CWI Library's instruction room, with slide about evaluating source accuracy, illustrated with a gif of Merida shooting an arrow
Inside the Library:
Instruction Coordinator

CWI's Nampa Campus Multipurpose Building, with library bookdrop in foreground
Outside the Library:
Faculty Outreach

Before CWI…


First-Year Composition & Other Courses

Writing Centers

User & Space Studies

Course Background Information

HO 0107 - 02: Medical Law and Ethics


Prerequisite for several ISU degrees

Student Perspective

  1. Students love the textbook and find it an easy read
  2. Student engagement is a struggle

Faculty Concerns

  1. Faculty would like to improve instructor presence
  2. Faculty would like to improve accessibility
  3. Faculty would like explore implementing Universal Design for Learning (UDL)

Recommendations

Current Strengths

  1. Introductions, both yours and the students
  2. Student-to-student forum
  3. Videos with captions

Recommendation One

Consider using more frequent, short videos

  • Your own video introduction
  • Invite students to post video introductions as well

Recommendation One: Videos

Vanderbuilt's educational video review suggests
videos be no longer than 6-9 minutes

UDL guidelines suggest multiple modes for
engaging with content and communicating student understanding

Recommendation One: Videos

Informal, shorter videos can address:

  • instructor presence
  • accessibility
  • student engagement

Recommendation Two

Consider optional student video or multimedia responses on forum Assignments

Media exclusively? media as supplements to written elements? Your choice!


CAST has useful, short pages on using audio, images, and videos accessibly

Recommendation Two: Multimedia Options

These could address:

  • UDL recommendation for multiple means of communication
  • Student feelings of community belonging and engagement

Recommendation Two: Multimedia Options

  • Caution: consider demonstrating how students can add captions and alt text to their media, particularly if you offer this option for forum posts
  • Benefit: multimedia creation and accessibility are valuable, transferable skills

Recommendation Three

Consider a Student-Faculty Forum, similar to your existing Student-Student Forum

Recommendation Three

UDL encourages adaptive design, and the Universal Design for Learning: A Practical Guide* encourages student feedback as part of "design thinking"


* written by Takacs and Zhang of the Justice Institute of British Columbia, therefore not one of CAST's official UDL resources… but very useful!
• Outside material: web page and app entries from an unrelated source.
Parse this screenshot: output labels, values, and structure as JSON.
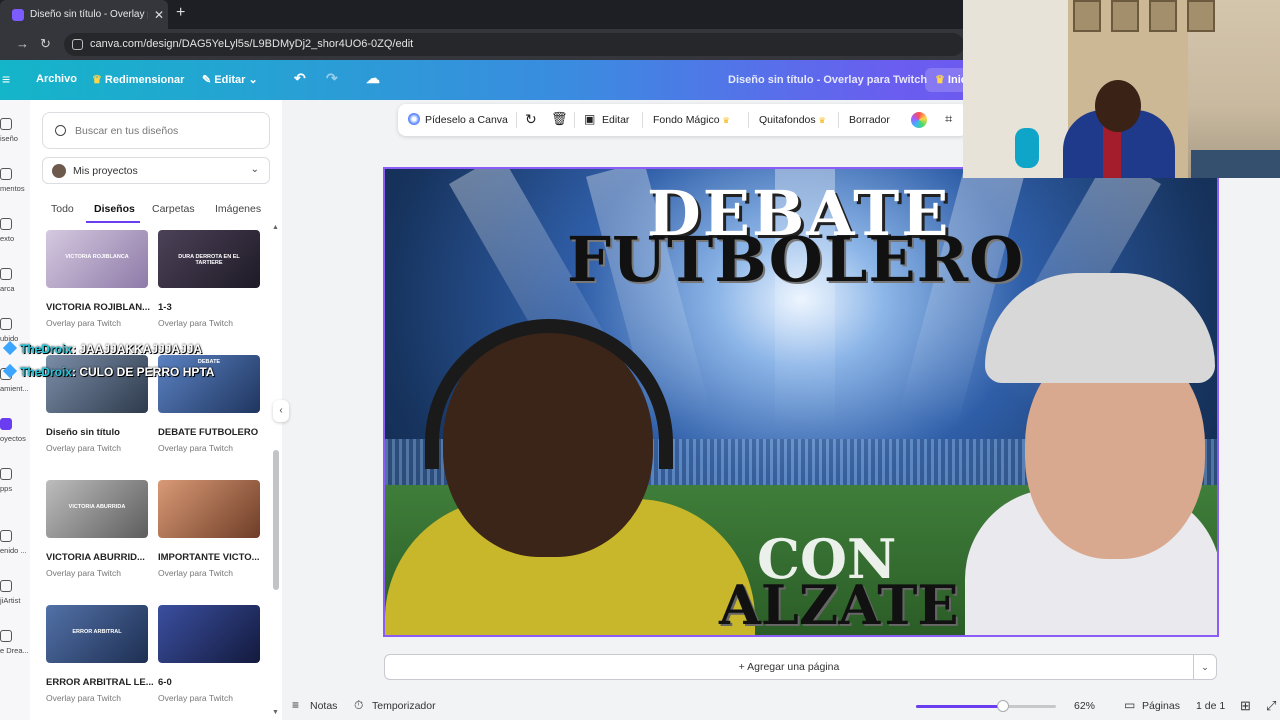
{
  "browser": {
    "tab_title": "Diseño sin título - Overlay para",
    "tab_close": "✕",
    "new_tab": "+",
    "url": "canva.com/design/DAG5YeLyl5s/L9BDMyDj2_shor4UO6-0ZQ/edit"
  },
  "topbar": {
    "menu": "≡",
    "file": "Archivo",
    "resize": "Redimensionar",
    "edit": "Editar",
    "doc_name": "Diseño sin título - Overlay para Twitch",
    "start": "Inic"
  },
  "rail": [
    {
      "label": "iseño",
      "icon": "design-icon"
    },
    {
      "label": "mentos",
      "icon": "elements-icon"
    },
    {
      "label": "exto",
      "icon": "text-icon"
    },
    {
      "label": "arca",
      "icon": "brand-icon"
    },
    {
      "label": "ubido",
      "icon": "uploads-icon"
    },
    {
      "label": "amient...",
      "icon": "tools-icon"
    },
    {
      "label": "oyectos",
      "icon": "projects-icon"
    },
    {
      "label": "pps",
      "icon": "apps-icon"
    },
    {
      "label": "enido ...",
      "icon": "magic-icon"
    },
    {
      "label": "jiArtist",
      "icon": "artist-icon"
    },
    {
      "label": "e Drea...",
      "icon": "dream-icon"
    }
  ],
  "panel": {
    "search_placeholder": "Buscar en tus diseños",
    "projects_selector": "Mis proyectos",
    "tabs": [
      "Todo",
      "Diseños",
      "Carpetas",
      "Imágenes"
    ],
    "active_tab": "Diseños",
    "cards": [
      {
        "title": "VICTORIA ROJIBLAN...",
        "sub": "Overlay para Twitch",
        "caption": "VICTORIA ROJIBLANCA",
        "color": "#b8a9c9"
      },
      {
        "title": "1-3",
        "sub": "Overlay para Twitch",
        "caption": "DURA DERROTA EN EL TARTIERE",
        "color": "#3a3346"
      },
      {
        "title": "Diseño sin título",
        "sub": "Overlay para Twitch",
        "caption": "",
        "color": "#5b6d88"
      },
      {
        "title": "DEBATE FUTBOLERO",
        "sub": "Overlay para Twitch",
        "caption": "DEBATE",
        "color": "#4a6fa8"
      },
      {
        "title": "VICTORIA ABURRID...",
        "sub": "Overlay para Twitch",
        "caption": "VICTORIA ABURRIDA",
        "color": "#8f8f8f"
      },
      {
        "title": "IMPORTANTE VICTO...",
        "sub": "Overlay para Twitch",
        "caption": "",
        "color": "#c77a52"
      },
      {
        "title": "ERROR ARBITRAL LE...",
        "sub": "Overlay para Twitch",
        "caption": "ERROR ARBITRAL",
        "color": "#2f4f89"
      },
      {
        "title": "6-0",
        "sub": "Overlay para Twitch",
        "caption": "",
        "color": "#2b3a7a"
      }
    ]
  },
  "chat": [
    {
      "user": "TheDroix",
      "message": ": JAAJJAKKAJJJAJJA"
    },
    {
      "user": "TheDroix",
      "message": ": CULO DE PERRO HPTA"
    }
  ],
  "context_toolbar": {
    "ask": "Pídeselo a Canva",
    "edit": "Editar",
    "magic_bg": "Fondo Mágico",
    "remove_bg": "Quitafondos",
    "eraser": "Borrador"
  },
  "canvas": {
    "line1": "DEBATE",
    "line2": "FUTBOLERO",
    "line3": "CON",
    "line4": "ALZATE"
  },
  "add_page": "+ Agregar una página",
  "bottombar": {
    "notes": "Notas",
    "timer": "Temporizador",
    "zoom": "62%",
    "zoom_fraction": 0.62,
    "pages": "Páginas",
    "page_count": "1 de 1"
  },
  "colors": {
    "accent": "#6a3df0",
    "canvas_border": "#8b5cf6",
    "chat_user": "#26c6da"
  }
}
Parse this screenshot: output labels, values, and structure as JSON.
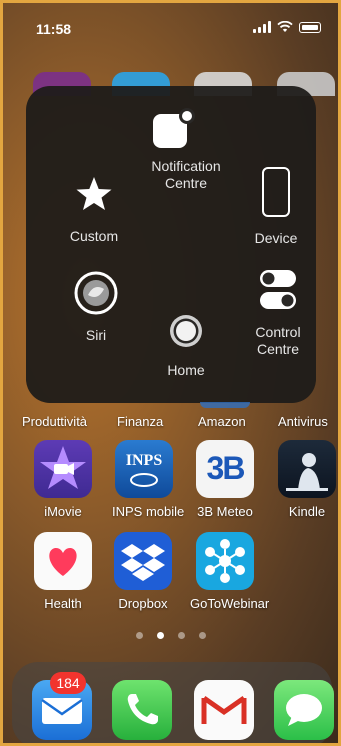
{
  "status_bar": {
    "time": "11:58"
  },
  "assistive_touch": {
    "notification_centre": "Notification\nCentre",
    "custom": "Custom",
    "device": "Device",
    "siri": "Siri",
    "control_centre": "Control\nCentre",
    "home": "Home"
  },
  "folders": {
    "row1": [
      "Produttività",
      "Finanza",
      "Amazon",
      "Antivirus"
    ]
  },
  "apps": {
    "row2": [
      {
        "label": "iMovie",
        "icon": "imovie-icon"
      },
      {
        "label": "INPS mobile",
        "icon": "inps-icon",
        "logo_text": "INPS"
      },
      {
        "label": "3B Meteo",
        "icon": "3b-meteo-icon",
        "logo_text": "3B"
      },
      {
        "label": "Kindle",
        "icon": "kindle-icon"
      }
    ],
    "row3": [
      {
        "label": "Health",
        "icon": "heart-icon"
      },
      {
        "label": "Dropbox",
        "icon": "dropbox-icon"
      },
      {
        "label": "GoToWebinar",
        "icon": "gotowebinar-icon"
      }
    ]
  },
  "page_dots": {
    "count": 4,
    "active": 1
  },
  "dock": {
    "mail_badge": "184",
    "apps": [
      "mail-icon",
      "phone-icon",
      "gmail-icon",
      "messages-icon"
    ]
  },
  "colors": {
    "frame": "#e3a640",
    "badge": "#f2342e"
  }
}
Recommendation Three: Student-Faculty Forum

Formative student feedback could help:

  • your efforts find the lowest-hanging fruit
  • student engagement with material and classmates
  • you learn why students love the textbook, to better draw upon what they love
  • inform future iterations of the course

Recommendation Four

Consider Clarifying and Minimizing Potential Sources of Confusion

This could address:

  • faculty interest in accessibility and UDL
  • help students better engage with material

Recommendation Four: Clarify

Consider adding your own synthesis or highlights to materials


Referring to course performance and learning objectives is a strength!

Reducing the executive function necessary for students to make these connections takes this strength further

Recommendation Four: Clarify

UDL has excellent examples for clarifying

For example, you could list assignments in more strictly chronological sequence

Recommendation Four: Clarify

Consider Using Inline Frames for Documents

Moodle's documentation has more details on using IFrames in Moodle.

Recommendation Five

Additional "What Will You Learn" Summaries

These can help students:

  • better understand in the short term
  • better prepare for transfer in the long term

Recommendation Five: Summaries

You've already begun doing this!


Consider doing it more intentionally and consistently

Recommendations Summary

  1. Use multimedia
  2. Optional media responses
  3. Student-Faculty forum
  4. Clarify for engagement & executive function
  5. "What Will You Learn?" summaries

Revisiting Our Goals

  • Share my background
  • Share my recommendations

  • Now, please share your questions!